Tagged-particle dynamics in confined colloidal liquids

TL;DR

This paper uses mode-coupling theory to analyze the dynamics of colloidal particles in confined geometries, revealing how confinement influences relaxation, diffusion, and velocity correlations near the glass transition.

Contribution

It provides new theoretical predictions for localization length, diffusion scaling, and VACF behavior in confined colloidal liquids, supported by numerical and simulation results.

Findings

Confinement affects low-frequency susceptibility spectra similarly regardless of microscopic dynamics.

Derived analytical expressions match Brownian dynamics simulations for scattering functions.

Identified a transition in VACF scaling from unconfined to confined regimes.

Abstract

We present numerical results for the tagged-particle dynamics by solving the mode-coupling theory in confined geometry for colloidal liquids (cMCT). We show that neither the microscopic dynamics nor the type of intermediate scattering function qualitatively changes the asymptotic dynamics in vicinity of the glass transition. In particular, we find similar characteristics of confinement in the low-frequency susceptibility spectrum which we interpret as footprints of parallel relaxation.
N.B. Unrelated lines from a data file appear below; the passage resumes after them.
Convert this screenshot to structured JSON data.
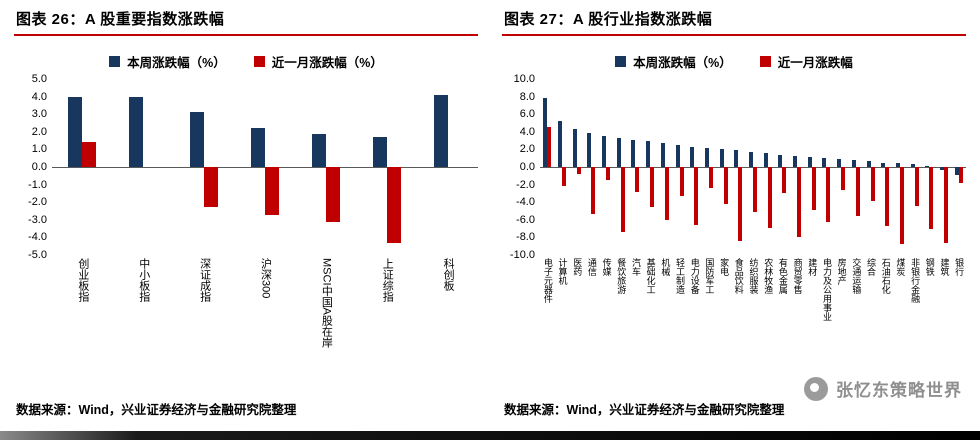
{
  "page": {
    "watermark_text": "张忆东策略世界",
    "colors": {
      "week_blue": "#17375E",
      "month_red": "#C00000",
      "title_rule": "#C00000",
      "watermark_gray": "#8F8F8F"
    }
  },
  "charts": [
    {
      "id": "chart26",
      "title": "图表 26：A 股重要指数涨跌幅",
      "legend": [
        "本周涨跌幅（%）",
        "近一月涨跌幅（%）"
      ],
      "source": "数据来源：Wind，兴业证券经济与金融研究院整理",
      "chart_data": {
        "type": "bar",
        "categories": [
          "创业板指",
          "中小板指",
          "深证成指",
          "沪深300",
          "MSCI中国A股在岸",
          "上证综指",
          "科创板"
        ],
        "series": [
          {
            "name": "本周涨跌幅（%）",
            "color": "#17375E",
            "values": [
              4.0,
              4.0,
              3.1,
              2.2,
              1.9,
              1.7,
              4.1
            ]
          },
          {
            "name": "近一月涨跌幅（%）",
            "color": "#C00000",
            "values": [
              1.4,
              0.0,
              -2.3,
              -2.7,
              -3.1,
              -4.3,
              0.0
            ]
          }
        ],
        "ylim": [
          -5,
          5
        ],
        "ytick_step": 1.0,
        "yticks": [
          "5.0",
          "4.0",
          "3.0",
          "2.0",
          "1.0",
          "0.0",
          "-1.0",
          "-2.0",
          "-3.0",
          "-4.0",
          "-5.0"
        ],
        "grid": false,
        "legend_position": "top"
      }
    },
    {
      "id": "chart27",
      "title": "图表 27：A 股行业指数涨跌幅",
      "legend": [
        "本周涨跌幅（%）",
        "近一月涨跌幅"
      ],
      "source": "数据来源：Wind，兴业证券经济与金融研究院整理",
      "chart_data": {
        "type": "bar",
        "categories": [
          "电子元器件",
          "计算机",
          "医药",
          "通信",
          "传媒",
          "餐饮旅游",
          "汽车",
          "基础化工",
          "机械",
          "轻工制造",
          "电力设备",
          "国防军工",
          "家电",
          "食品饮料",
          "纺织服装",
          "农林牧渔",
          "有色金属",
          "商贸零售",
          "建材",
          "电力及公用事业",
          "房地产",
          "交通运输",
          "综合",
          "石油石化",
          "煤炭",
          "非银行金融",
          "钢铁",
          "建筑",
          "银行"
        ],
        "series": [
          {
            "name": "本周涨跌幅（%）",
            "color": "#17375E",
            "values": [
              7.8,
              5.2,
              4.3,
              3.9,
              3.5,
              3.3,
              3.1,
              2.9,
              2.7,
              2.5,
              2.3,
              2.2,
              2.0,
              1.9,
              1.7,
              1.6,
              1.4,
              1.3,
              1.1,
              1.0,
              0.9,
              0.8,
              0.7,
              0.5,
              0.4,
              0.3,
              0.1,
              -0.3,
              -0.9
            ]
          },
          {
            "name": "近一月涨跌幅",
            "color": "#C00000",
            "values": [
              4.6,
              -2.2,
              -0.8,
              -5.3,
              -1.5,
              -7.4,
              -2.8,
              -4.6,
              -6.0,
              -3.3,
              -6.6,
              -2.4,
              -4.2,
              -8.4,
              -5.1,
              -6.9,
              -3.0,
              -7.9,
              -4.9,
              -6.2,
              -2.6,
              -5.6,
              -3.9,
              -6.7,
              -8.8,
              -4.4,
              -7.1,
              -8.6,
              -1.8
            ]
          }
        ],
        "ylim": [
          -10,
          10
        ],
        "ytick_step": 2.0,
        "yticks": [
          "10.0",
          "8.0",
          "6.0",
          "4.0",
          "2.0",
          "0.0",
          "-2.0",
          "-4.0",
          "-6.0",
          "-8.0",
          "-10.0"
        ],
        "grid": false,
        "legend_position": "top"
      }
    }
  ]
}
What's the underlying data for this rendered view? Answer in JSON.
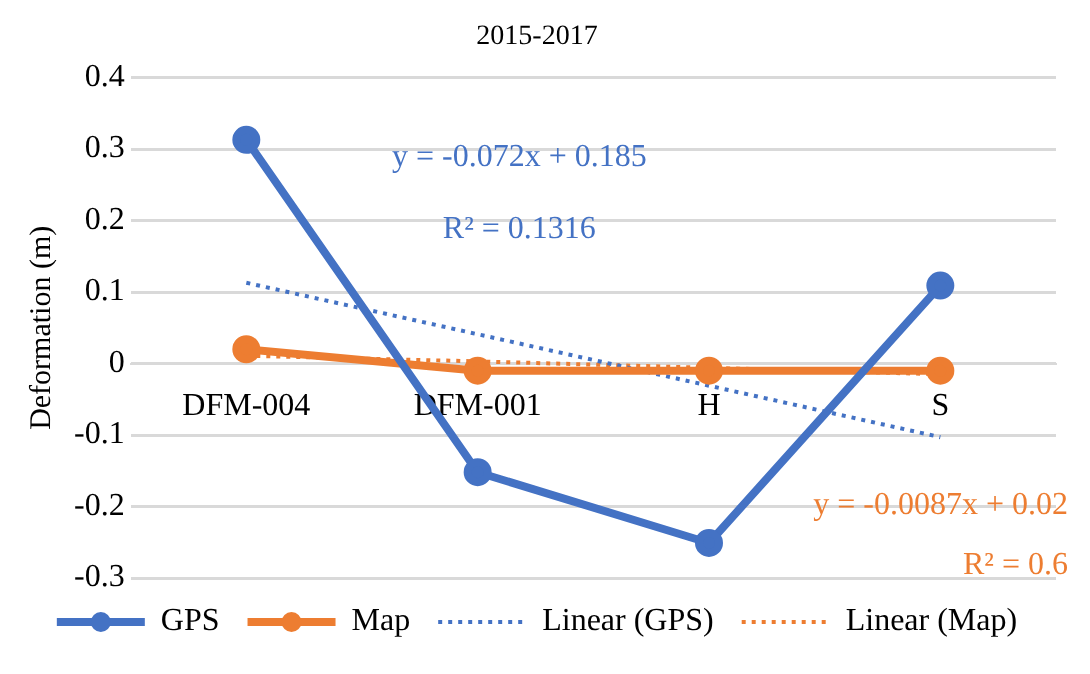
{
  "chart_data": {
    "type": "line",
    "title": "2015-2017",
    "ylabel": "Deformation (m)",
    "categories": [
      "DFM-004",
      "DFM-001",
      "H",
      "S"
    ],
    "series": [
      {
        "name": "GPS",
        "color": "#4472c4",
        "values": [
          0.313,
          -0.152,
          -0.251,
          0.109
        ],
        "marker": "circle",
        "line_style": "solid"
      },
      {
        "name": "Map",
        "color": "#ed7d31",
        "values": [
          0.02,
          -0.01,
          -0.01,
          -0.01
        ],
        "marker": "circle",
        "line_style": "solid"
      },
      {
        "name": "Linear (GPS)",
        "color": "#4472c4",
        "values": [
          0.113,
          0.041,
          -0.031,
          -0.103
        ],
        "marker": "none",
        "line_style": "dotted"
      },
      {
        "name": "Linear (Map)",
        "color": "#ed7d31",
        "values": [
          0.011,
          0.003,
          -0.006,
          -0.015
        ],
        "marker": "none",
        "line_style": "dotted"
      }
    ],
    "ylim": [
      -0.3,
      0.4
    ],
    "yticks": [
      -0.3,
      -0.2,
      -0.1,
      0,
      0.1,
      0.2,
      0.3,
      0.4
    ],
    "grid": "y",
    "legend": "bottom",
    "annotations": [
      "y = -0.072x + 0.185",
      "R² = 0.1316",
      "y = -0.0087x + 0.02",
      "R² = 0.6"
    ]
  }
}
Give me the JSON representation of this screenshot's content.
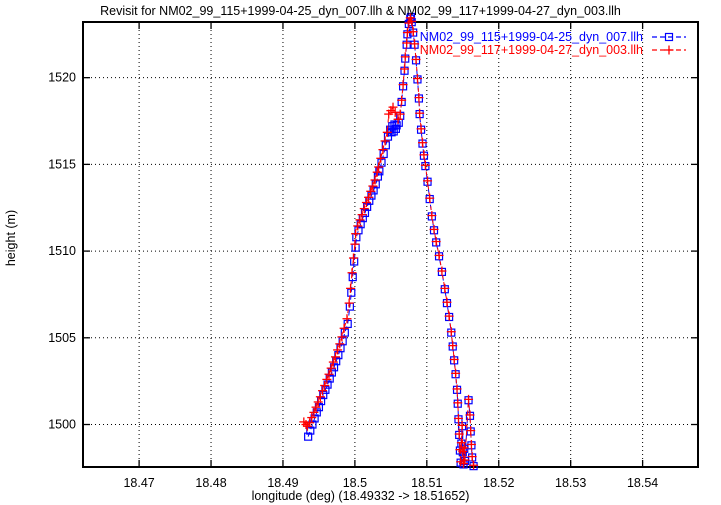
{
  "title": "Revisit for NM02_99_115+1999-04-25_dyn_007.llh & NM02_99_117+1999-04-27_dyn_003.llh",
  "chart_data": {
    "type": "scatter",
    "title": "Revisit for NM02_99_115+1999-04-25_dyn_007.llh & NM02_99_117+1999-04-27_dyn_003.llh",
    "xlabel": "longitude (deg) (18.49332 -> 18.51652)",
    "ylabel": "height (m)",
    "xlim": [
      18.4622,
      18.5477
    ],
    "ylim": [
      1497.55,
      1523.21
    ],
    "xticks": [
      18.47,
      18.48,
      18.49,
      18.5,
      18.51,
      18.52,
      18.53,
      18.54
    ],
    "xtick_labels": [
      "18.47",
      "18.48",
      "18.49",
      "18.5",
      "18.51",
      "18.52",
      "18.53",
      "18.54"
    ],
    "yticks": [
      1500,
      1505,
      1510,
      1515,
      1520
    ],
    "ytick_labels": [
      "1500",
      "1505",
      "1510",
      "1515",
      "1520"
    ],
    "grid": true,
    "grid_color": "#000000",
    "background": "#ffffff",
    "border_color": "#000000",
    "legend_position": "top-right-inside",
    "series": [
      {
        "name": "NM02_99_115+1999-04-25_dyn_007.llh",
        "color": "#0000ff",
        "marker": "square",
        "linestyle": "dashed",
        "points": [
          [
            18.4935,
            1499.3
          ],
          [
            18.4938,
            1499.65
          ],
          [
            18.4941,
            1500.0
          ],
          [
            18.4944,
            1500.35
          ],
          [
            18.4947,
            1500.7
          ],
          [
            18.495,
            1501.0
          ],
          [
            18.4953,
            1501.35
          ],
          [
            18.4956,
            1501.7
          ],
          [
            18.4959,
            1502.0
          ],
          [
            18.4962,
            1502.3
          ],
          [
            18.4965,
            1502.65
          ],
          [
            18.4968,
            1503.0
          ],
          [
            18.4971,
            1503.3
          ],
          [
            18.4974,
            1503.65
          ],
          [
            18.4977,
            1504.0
          ],
          [
            18.498,
            1504.4
          ],
          [
            18.4983,
            1504.8
          ],
          [
            18.4986,
            1505.3
          ],
          [
            18.499,
            1505.8
          ],
          [
            18.4993,
            1506.8
          ],
          [
            18.4995,
            1507.6
          ],
          [
            18.4997,
            1508.5
          ],
          [
            18.4999,
            1509.4
          ],
          [
            18.5001,
            1510.2
          ],
          [
            18.5002,
            1510.8
          ],
          [
            18.5005,
            1511.2
          ],
          [
            18.5008,
            1511.55
          ],
          [
            18.5011,
            1511.9
          ],
          [
            18.5014,
            1512.2
          ],
          [
            18.5017,
            1512.55
          ],
          [
            18.502,
            1512.9
          ],
          [
            18.5023,
            1513.2
          ],
          [
            18.5026,
            1513.5
          ],
          [
            18.5029,
            1513.85
          ],
          [
            18.5032,
            1514.3
          ],
          [
            18.5034,
            1514.6
          ],
          [
            18.5037,
            1515.1
          ],
          [
            18.504,
            1515.6
          ],
          [
            18.5043,
            1516.1
          ],
          [
            18.5046,
            1516.6
          ],
          [
            18.5049,
            1517.0
          ],
          [
            18.5051,
            1516.85
          ],
          [
            18.5052,
            1517.2
          ],
          [
            18.5054,
            1516.9
          ],
          [
            18.5055,
            1517.3
          ],
          [
            18.5057,
            1517.05
          ],
          [
            18.5058,
            1517.25
          ],
          [
            18.5061,
            1517.4
          ],
          [
            18.5063,
            1517.8
          ],
          [
            18.5065,
            1518.6
          ],
          [
            18.5067,
            1519.5
          ],
          [
            18.5069,
            1520.4
          ],
          [
            18.507,
            1521.1
          ],
          [
            18.5072,
            1521.9
          ],
          [
            18.5073,
            1522.5
          ],
          [
            18.5075,
            1523.1
          ],
          [
            18.5077,
            1523.4
          ],
          [
            18.5078,
            1523.5
          ],
          [
            18.5079,
            1523.2
          ],
          [
            18.5081,
            1522.6
          ],
          [
            18.5083,
            1521.9
          ],
          [
            18.5085,
            1521.0
          ],
          [
            18.5087,
            1519.9
          ],
          [
            18.5089,
            1518.8
          ],
          [
            18.509,
            1517.9
          ],
          [
            18.5092,
            1517.0
          ],
          [
            18.5094,
            1516.2
          ],
          [
            18.5096,
            1515.5
          ],
          [
            18.5098,
            1514.9
          ],
          [
            18.5101,
            1514.0
          ],
          [
            18.5104,
            1513.0
          ],
          [
            18.5107,
            1512.0
          ],
          [
            18.511,
            1511.2
          ],
          [
            18.5113,
            1510.5
          ],
          [
            18.5117,
            1509.7
          ],
          [
            18.5121,
            1508.8
          ],
          [
            18.5125,
            1507.8
          ],
          [
            18.5128,
            1507.0
          ],
          [
            18.5131,
            1506.2
          ],
          [
            18.5134,
            1505.3
          ],
          [
            18.5136,
            1504.5
          ],
          [
            18.5138,
            1503.7
          ],
          [
            18.514,
            1502.9
          ],
          [
            18.5142,
            1502.0
          ],
          [
            18.5143,
            1501.2
          ],
          [
            18.5144,
            1500.3
          ],
          [
            18.5145,
            1499.4
          ],
          [
            18.5146,
            1498.5
          ],
          [
            18.5147,
            1497.8
          ],
          [
            18.5148,
            1498.9
          ],
          [
            18.5149,
            1499.9
          ],
          [
            18.515,
            1498.4
          ],
          [
            18.5151,
            1497.7
          ],
          [
            18.5152,
            1498.6
          ],
          [
            18.5153,
            1497.9
          ],
          [
            18.5158,
            1501.4
          ],
          [
            18.516,
            1500.5
          ],
          [
            18.5161,
            1499.6
          ],
          [
            18.5162,
            1498.8
          ],
          [
            18.5163,
            1498.1
          ],
          [
            18.5165,
            1497.6
          ]
        ]
      },
      {
        "name": "NM02_99_117+1999-04-27_dyn_003.llh",
        "color": "#ff0000",
        "marker": "plus",
        "linestyle": "dashed",
        "points": [
          [
            18.4929,
            1500.15
          ],
          [
            18.4932,
            1500.0
          ],
          [
            18.4934,
            1499.9
          ],
          [
            18.4937,
            1500.1
          ],
          [
            18.494,
            1500.4
          ],
          [
            18.4943,
            1500.7
          ],
          [
            18.4946,
            1501.0
          ],
          [
            18.4949,
            1501.3
          ],
          [
            18.4952,
            1501.6
          ],
          [
            18.4955,
            1501.95
          ],
          [
            18.4958,
            1502.25
          ],
          [
            18.4961,
            1502.6
          ],
          [
            18.4964,
            1502.9
          ],
          [
            18.4967,
            1503.25
          ],
          [
            18.497,
            1503.6
          ],
          [
            18.4973,
            1503.9
          ],
          [
            18.4976,
            1504.3
          ],
          [
            18.4979,
            1504.65
          ],
          [
            18.4982,
            1505.05
          ],
          [
            18.4985,
            1505.55
          ],
          [
            18.4989,
            1506.1
          ],
          [
            18.4992,
            1507.0
          ],
          [
            18.4994,
            1507.85
          ],
          [
            18.4996,
            1508.75
          ],
          [
            18.4998,
            1509.6
          ],
          [
            18.5,
            1510.4
          ],
          [
            18.5001,
            1511.0
          ],
          [
            18.5004,
            1511.45
          ],
          [
            18.5007,
            1511.8
          ],
          [
            18.501,
            1512.1
          ],
          [
            18.5013,
            1512.45
          ],
          [
            18.5016,
            1512.8
          ],
          [
            18.5019,
            1513.1
          ],
          [
            18.5022,
            1513.45
          ],
          [
            18.5025,
            1513.75
          ],
          [
            18.5028,
            1514.1
          ],
          [
            18.5031,
            1514.55
          ],
          [
            18.5033,
            1514.85
          ],
          [
            18.5036,
            1515.35
          ],
          [
            18.5039,
            1515.85
          ],
          [
            18.5042,
            1516.35
          ],
          [
            18.5045,
            1516.85
          ],
          [
            18.5047,
            1517.9
          ],
          [
            18.505,
            1518.1
          ],
          [
            18.5053,
            1518.3
          ],
          [
            18.5056,
            1518.0
          ],
          [
            18.506,
            1517.6
          ],
          [
            18.5063,
            1517.9
          ],
          [
            18.5065,
            1518.7
          ],
          [
            18.5067,
            1519.6
          ],
          [
            18.5069,
            1520.5
          ],
          [
            18.507,
            1521.2
          ],
          [
            18.5072,
            1522.0
          ],
          [
            18.5073,
            1522.6
          ],
          [
            18.5075,
            1523.15
          ],
          [
            18.5077,
            1523.45
          ],
          [
            18.5079,
            1523.25
          ],
          [
            18.5081,
            1522.65
          ],
          [
            18.5083,
            1521.95
          ],
          [
            18.5085,
            1521.05
          ],
          [
            18.5087,
            1519.95
          ],
          [
            18.5089,
            1518.85
          ],
          [
            18.509,
            1517.95
          ],
          [
            18.5092,
            1517.05
          ],
          [
            18.5094,
            1516.25
          ],
          [
            18.5096,
            1515.55
          ],
          [
            18.5098,
            1514.95
          ],
          [
            18.5101,
            1514.05
          ],
          [
            18.5104,
            1513.05
          ],
          [
            18.5107,
            1512.05
          ],
          [
            18.511,
            1511.25
          ],
          [
            18.5113,
            1510.55
          ],
          [
            18.5117,
            1509.75
          ],
          [
            18.5121,
            1508.85
          ],
          [
            18.5125,
            1507.85
          ],
          [
            18.5128,
            1507.05
          ],
          [
            18.5131,
            1506.25
          ],
          [
            18.5134,
            1505.35
          ],
          [
            18.5136,
            1504.55
          ],
          [
            18.5138,
            1503.75
          ],
          [
            18.514,
            1502.95
          ],
          [
            18.5142,
            1502.05
          ],
          [
            18.5143,
            1501.25
          ],
          [
            18.5144,
            1500.35
          ],
          [
            18.5145,
            1499.45
          ],
          [
            18.5146,
            1498.55
          ],
          [
            18.5147,
            1497.85
          ],
          [
            18.5148,
            1498.95
          ],
          [
            18.5149,
            1499.95
          ],
          [
            18.515,
            1498.45
          ],
          [
            18.5151,
            1497.75
          ],
          [
            18.5152,
            1498.65
          ],
          [
            18.5153,
            1497.95
          ],
          [
            18.5158,
            1501.45
          ],
          [
            18.516,
            1500.55
          ],
          [
            18.5161,
            1499.65
          ],
          [
            18.5162,
            1498.85
          ],
          [
            18.5163,
            1498.15
          ],
          [
            18.5165,
            1497.65
          ]
        ]
      }
    ]
  }
}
We derive predictions for the localization length and the scaling of the diffusion coefficient in the supercooled regime and discover a pronounced non-monotonic dependence on the confinement length. For dilute liquids in the hydrodynamic limit we calculate an analytical expression for the intermediate scattering functions, which is in perfect agreement with event-driven Brownian dynamics simulations. From this, we derive an expression for persistent anti-correlations in the velocity autocorrelation function (VACF) for confined motion. Using numerical results of the cMCT equations for the VACF we also identify a cross-over between different scalings corresponding to a transition from unconfined to confined behaviour.